Opinion: Sunak is leading Britain into a decade of destitution
Featured Image: ‘The Chancellor Rishi Sunak signing the devolution deal for West Yorkshire‘ by HM Treasury from Flickr is licensed under CC BY-NC-ND 4.0 (link to license deed).
As April fast approaches, so do the terrible economic policies of Chancellor Rishi Sunak. The cost-of-living crisis is taking its toll on the poorest in society. Millions are being plunged into poverty and destitution. According to ‘Money Saving Expert’ Martin Lewis: “We have a real, absolute poverty issue going to come in the UK, with food banks oversubscribed, and debt crisis agencies do not have any tools.” More than a decade of Tory austerity has hollowed out the core of the welfare state. The social safety net is now a mythological creature — one the affluent of Britain tell themselves exists to justify their moral indifference. The levels of poverty in Britain today are a scar on this nation’s conscience, and the government’s economic recovery plan needs to be one that addresses this.
How did we arrive at this tragic state? Gordon Brown has many political legacies. Most significantly though was his commitment to reducing child poverty. At the turn of the century he promised to abolish child poverty in a generation. Between 1998 and 2011, his work managed to lift 800,000 children out of deprivation. This was not only thanks to his economic policies, but also his strong commitment to the issue — which culminated in the Child Poverty Act 2010. The legislation set out national targets for child poverty levels and ensured strategies were put in place to achieve them. Two months later he was ousted by the electorate and the Coalition Government were brought in to wreck what he had built. The Tories’ brutal welfare reforms and blatant disregard for the poorest in society led poverty to skyrocket. In 2016, unable to legally comply, they scrapped the targets set out in the Child Poverty Act.

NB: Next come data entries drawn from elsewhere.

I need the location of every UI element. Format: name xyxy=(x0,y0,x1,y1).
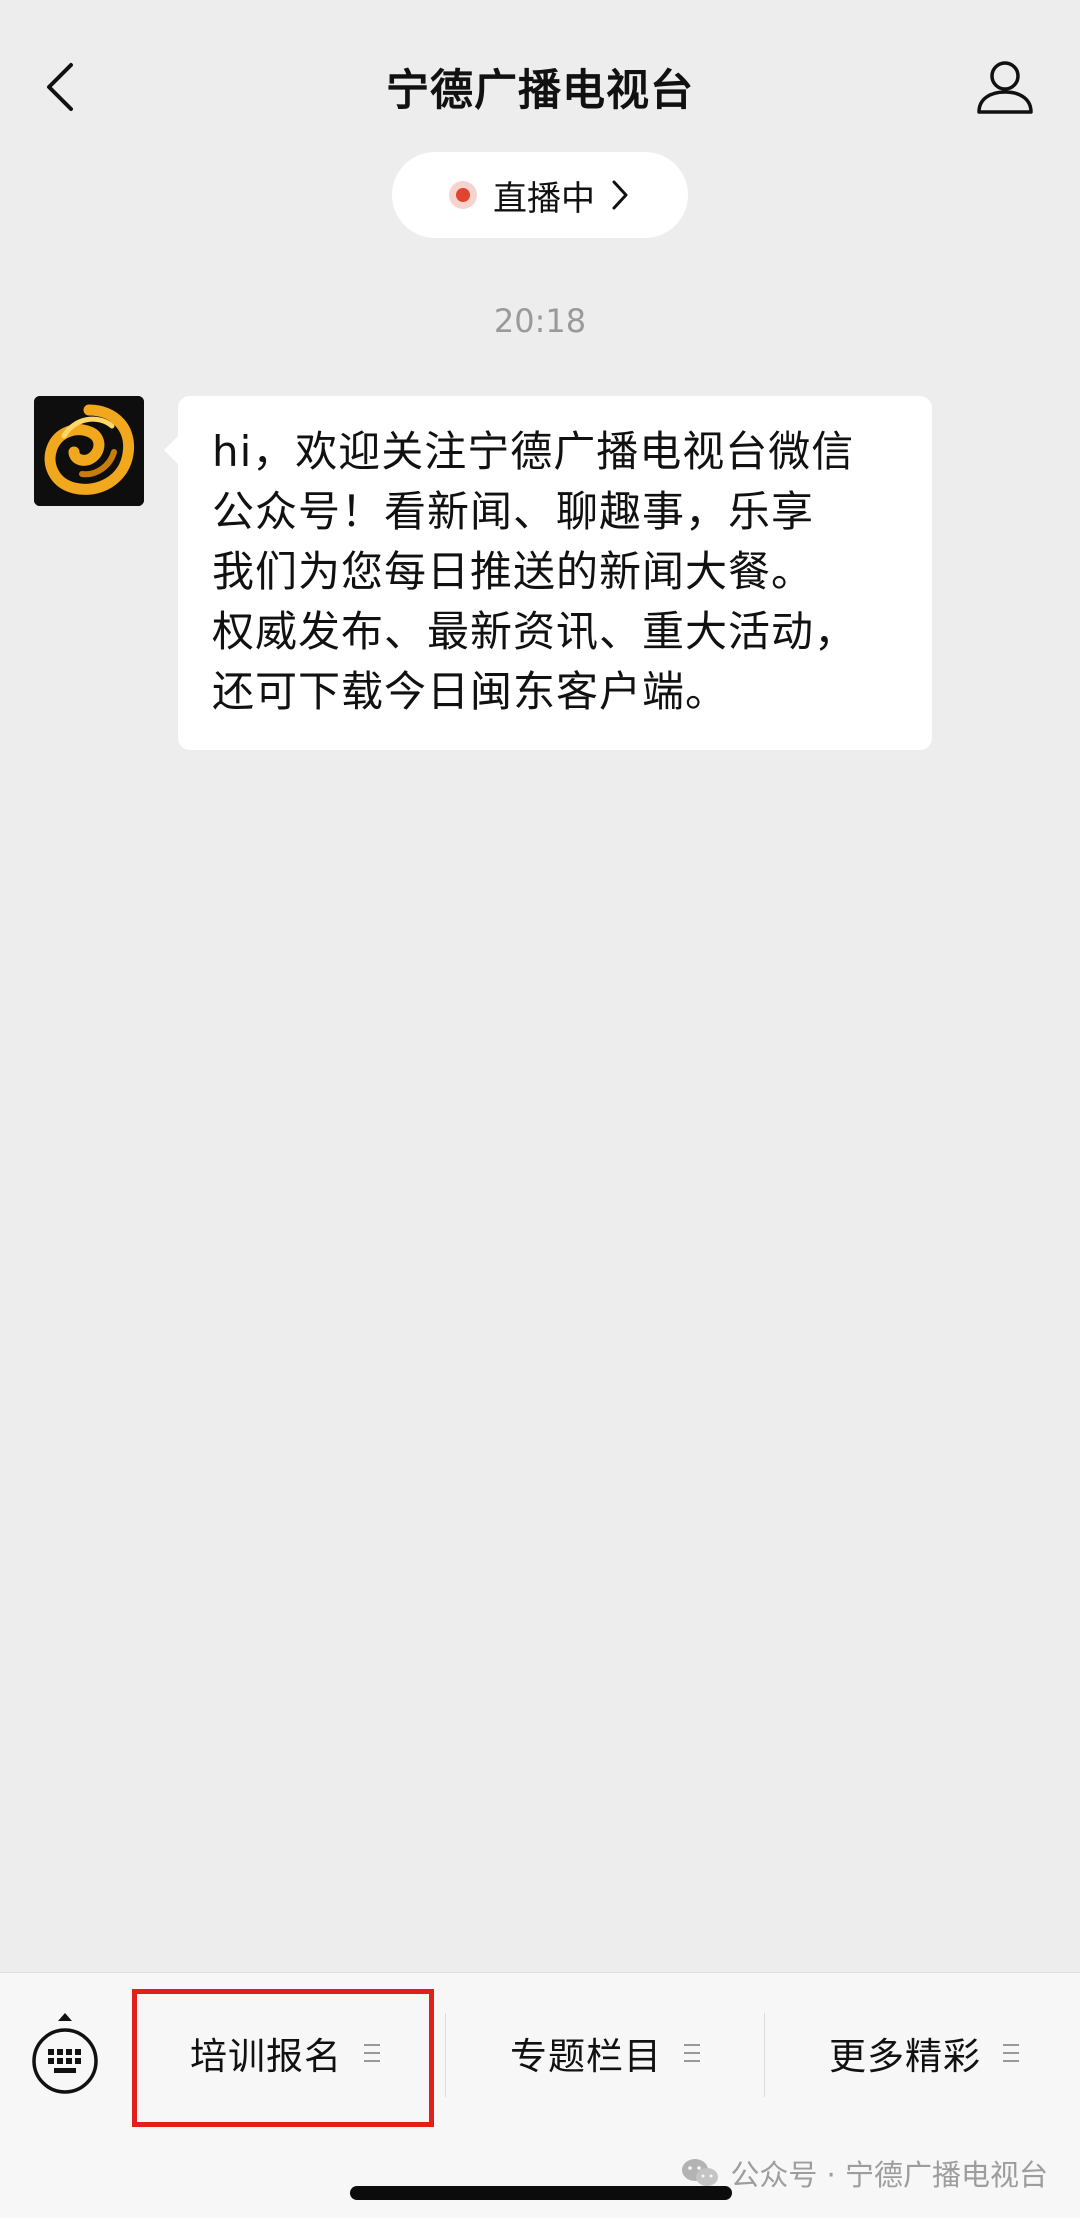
message-line: hi，欢迎关注宁德广播电视台微信 xyxy=(212,427,855,476)
keyboard-button[interactable] xyxy=(28,2009,102,2099)
chevron-right-icon xyxy=(611,178,631,212)
wechat-icon xyxy=(682,2159,719,2186)
live-label: 直播中 xyxy=(493,178,595,219)
menu-item-special-columns[interactable]: 专题栏目 xyxy=(455,2003,755,2103)
live-button[interactable]: 直播中 xyxy=(392,152,688,238)
profile-icon xyxy=(977,61,1033,114)
home-indicator[interactable] xyxy=(350,2186,732,2200)
message-bubble: hi，欢迎关注宁德广播电视台微信 公众号！看新闻、聊趣事，乐享 我们为您每日推送… xyxy=(164,396,932,750)
keyboard-icon xyxy=(32,2013,98,2094)
profile-button[interactable] xyxy=(970,52,1040,122)
station-logo-icon xyxy=(34,396,144,506)
header: 宁德广播电视台 xyxy=(0,0,1080,150)
page-title: 宁德广播电视台 xyxy=(386,66,694,116)
menu-divider xyxy=(764,2013,765,2097)
avatar[interactable] xyxy=(34,396,144,506)
menu-item-label: 培训报名 xyxy=(190,2035,342,2078)
watermark-text: 公众号 · 宁德广播电视台 xyxy=(730,2158,1048,2192)
menu-lines-icon xyxy=(1003,2044,1019,2062)
message-timestamp: 20:18 xyxy=(493,302,587,340)
menu-item-training-signup[interactable]: 培训报名 xyxy=(140,2003,430,2103)
chat-screen: 宁德广播电视台 直播中 20:18 hi，欢迎关注宁德广播电视台微信 公众号！看… xyxy=(0,0,1080,2218)
menu-item-more[interactable]: 更多精彩 xyxy=(774,2003,1074,2103)
live-dot-icon xyxy=(449,181,477,209)
message-line: 公众号！看新闻、聊趣事，乐享 xyxy=(212,487,815,536)
message-line: 我们为您每日推送的新闻大餐。 xyxy=(212,547,815,596)
menu-item-label: 更多精彩 xyxy=(829,2035,981,2078)
watermark: 公众号 · 宁德广播电视台 xyxy=(680,2152,1048,2194)
message-line: 还可下载今日闽东客户端。 xyxy=(212,667,729,716)
menu-lines-icon xyxy=(364,2044,380,2062)
menu-lines-icon xyxy=(684,2044,700,2062)
menu-divider xyxy=(445,2013,446,2097)
message-line: 权威发布、最新资讯、重大活动， xyxy=(212,607,858,656)
menu-item-label: 专题栏目 xyxy=(510,2035,662,2078)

This has led us to where we are today: 4.3 million children in Britain live in relative poverty, making up almost a third of all young people. An estimated 49% of children living in single parent families are in poverty and 75% of all deprived kids live in a household with at least one person in employment. Once, poverty was equated with joblessness — not anymore. Endless tax rises, as well as curbs to employment rights and union powers, have resulted in the simple fact that a job doesn’t guarantee the bills can be paid. Even in the city of Exeter, between the large townhouses and behind the spectre of affluent Exet-ah culture, 13.6% of children are living in deprived households.
However, it is the events of recent months that have exacerbated this dire situation. The energy crisis — already horrific — has reached new heights due to the war in Ukraine. Energy bills continue to climb ever higher, and the price of fuel has become extortionate. Meanwhile, fossil fuel companies announce profits of billions of pounds. Money which isn’t being invested into further production to ease the crisis, but is instead lining the pockets of shareholders and directors. The rising energy prices are having a knock-on effect on prices across the economy. Inflation is set to reach its highest level in forty years. The cost-of-living crisis is being dragged along with it. Living standards are set to fall by the sharpest within-year decline since records began in the 1950s.
What is the chancellor doing to resolve this horrendous crisis? His mini-budget on Wednesday set out a series of measures that were expected to boost the economic situation and minimise the impact for the working poor. His actions, however, were wholly inadequate and inequitable. Sunak has decided that taxes should be raised and that this burden should be carried by ordinary hard-working families up and down the country. Despite policies such as the 5p fuel duty cut and the 1p reduction in income tax to give a perception of a true-blue ‘tax cutting chancellor’, the overall tax burden is rising by 3%. The measures announced in the autumn, such as the income tax threshold freeze and the National Insurance hike, accompanied by high inflation are what is pushing up tax receipts. Meanwhile, welfare payments are falling, as is public sector pay — despite the relatively stable employment figures.
The treasury does not have any sincere desire to improve the growing poverty crisis. It is not credible arguments about fiscal responsibility or economic theory governing Sunak’s decisions, but simply a disregard for the horrific situation in which citizens live. Millions of families are on the breadline, millions more are making difficult decisions about whether to heat their homes or buy food. Britain is heading into a decade of destitution not seen for years. A decade that will scar a generation. A decade of rising crime, declining public health, falling education standards and general social upheaval. All the result of political failure.